6. Flip the standards
MOOCs have little to fear from being benchmarked against traditional campus-based courses. The online experience need not be inferior and may, in many cases, be  superior to such courses. As Siemens said, let's flip this and “hold classrooms and lectures to same standards as online!” On costs – they’re cheaper,traditional courses expensive. On numbers – they’re massive, traditional courses tiny. On access – many are available to start at any time, not once a year. On interaction with others – many have structured peer-to- peer contact, lively forums, social media offshoots and physical meetups.
7. Flips drop-out to drop-in
Drop-out in MOOCs is not the problem people imagine – it’s a category mistake, taking the old-school concept of high-school drop-out or University drop-out. and applying it wrongly in this new domain. I’m just amazed that millions have dropped in! let’s celebrate the fact that tens, even hundreds of thousands turn up for these experiences before pointing the finger. I have stopped in some MOOCs, I’ve also stopped in lots of things – that’s life. I’ve rightly stopped reading some books and watching some movies. Stopping is rational, continuing with a course you don't like for months or years is not.
8. Flips criticism
Before they’ve had a chance to breathe, sections of academia have tried to throttle the infant at birth. They have failed of course. The fact that MOOCs have been such a gadfly is as sure a sign as any that they are having impact. Let’s flip this. The immediate criticisms, on drop-out, pedagogy, inclusion, human contact, assessment and monetisation express a deeper fear, that these things may not be so great in offline Higher Education. The pedagogy is varied and evolving experience is richer than most people imagine and, above all, people like them and use them.
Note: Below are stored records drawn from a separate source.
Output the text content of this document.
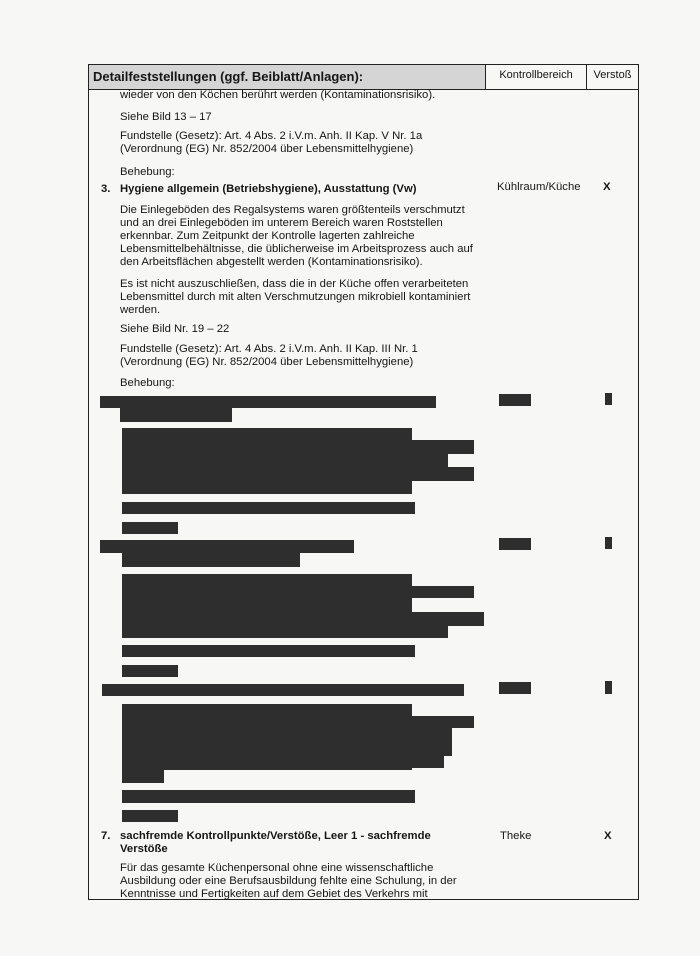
Detailfeststellungen (ggf. Beiblatt/Anlagen):	Kontrollbereich	Verstoß
wieder von den Köchen berührt werden (Kontaminationsrisiko).
Siehe Bild 13 – 17
Fundstelle (Gesetz): Art. 4 Abs. 2 i.V.m. Anh. II Kap. V Nr. 1a
(Verordnung (EG) Nr. 852/2004 über Lebensmittelhygiene)
Behebung:
3. Hygiene allgemein (Betriebshygiene), Ausstattung (Vw)	Kühlraum/Küche X
Die Einlegeböden des Regalsystems waren größtenteils verschmutzt
und an drei Einlegeböden im unterem Bereich waren Roststellen
erkennbar. Zum Zeitpunkt der Kontrolle lagerten zahlreiche
Lebensmittelbehältnisse, die üblicherweise im Arbeitsprozess auch auf
den Arbeitsflächen abgestellt werden (Kontaminationsrisiko).
Es ist nicht auszuschließen, dass die in der Küche offen verarbeiteten
Lebensmittel durch mit alten Verschmutzungen mikrobiell kontaminiert
werden.
Siehe Bild Nr. 19 – 22
Fundstelle (Gesetz): Art. 4 Abs. 2 i.V.m. Anh. II Kap. III Nr. 1
(Verordnung (EG) Nr. 852/2004 über Lebensmittelhygiene)
Behebung:
7. sachfremde Kontrollpunkte/Verstöße, Leer 1 - sachfremde
Verstöße
Theke	X
Für das gesamte Küchenpersonal ohne eine wissenschaftliche
Ausbildung oder eine Berufsausbildung fehlte eine Schulung, in der
Kenntnisse und Fertigkeiten auf dem Gebiet des Verkehrs mit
9. Flip from inward to outward
MOOCs are not only the outward facing democratisation of education but internally a facilitator for change and internal improvement. They hold a mirror up to Higher Education and force us all to ask more searching problems about the purpose, methods and costs. In this sense MOOCs have flipped from inward to outward delivery then flipped back into internal catalysts for change.
10. Flipped University
For the first time in 1000 years we have flipped education to delivers quality education to massive numbers, at low cost, that people want and enjoy. And what’s the response by the curmudgeons? Not in my back yard. It’s intellectual nimbyism. The reason MOOCs have succeeded, when so many smaller, even funded initiatives by and within Universities have not, is that it boldly flips the model. Inward looking attitudes have turned outwards, internal courses have flipped into external courses, the 18-year old undergraduate has been flipped into lifelong learners. The agricultural calendar has been flipped into anywhere, anytime. The offline only model has been flipped into the online model. The extortionate costs have been flipped to zero at point of delivery. What’s not to like here?
Conclusion
You might assume from above that I’m being critical of Universities. Well, to a degree, as they have their serious deficiencies in pedagogy, some poor teaching and high costs. In fact I want more and better Higher Education, not a system premised on scarcity and elitism. Like the flipped classroom, MOOCs may be the best thing that’s happened to Higher Education in the last two hundred years. It may encourage growth in higher education, based, not on the paper chase for degrees, the cramming, the poor teaching and primitive assessment but to a newer model, where students are drawn from a wider world and can try and take courses when they want from where they want. Are we in not the learning game? Can’t we celebrate access and low costs for learners? AMEN to the MOOC!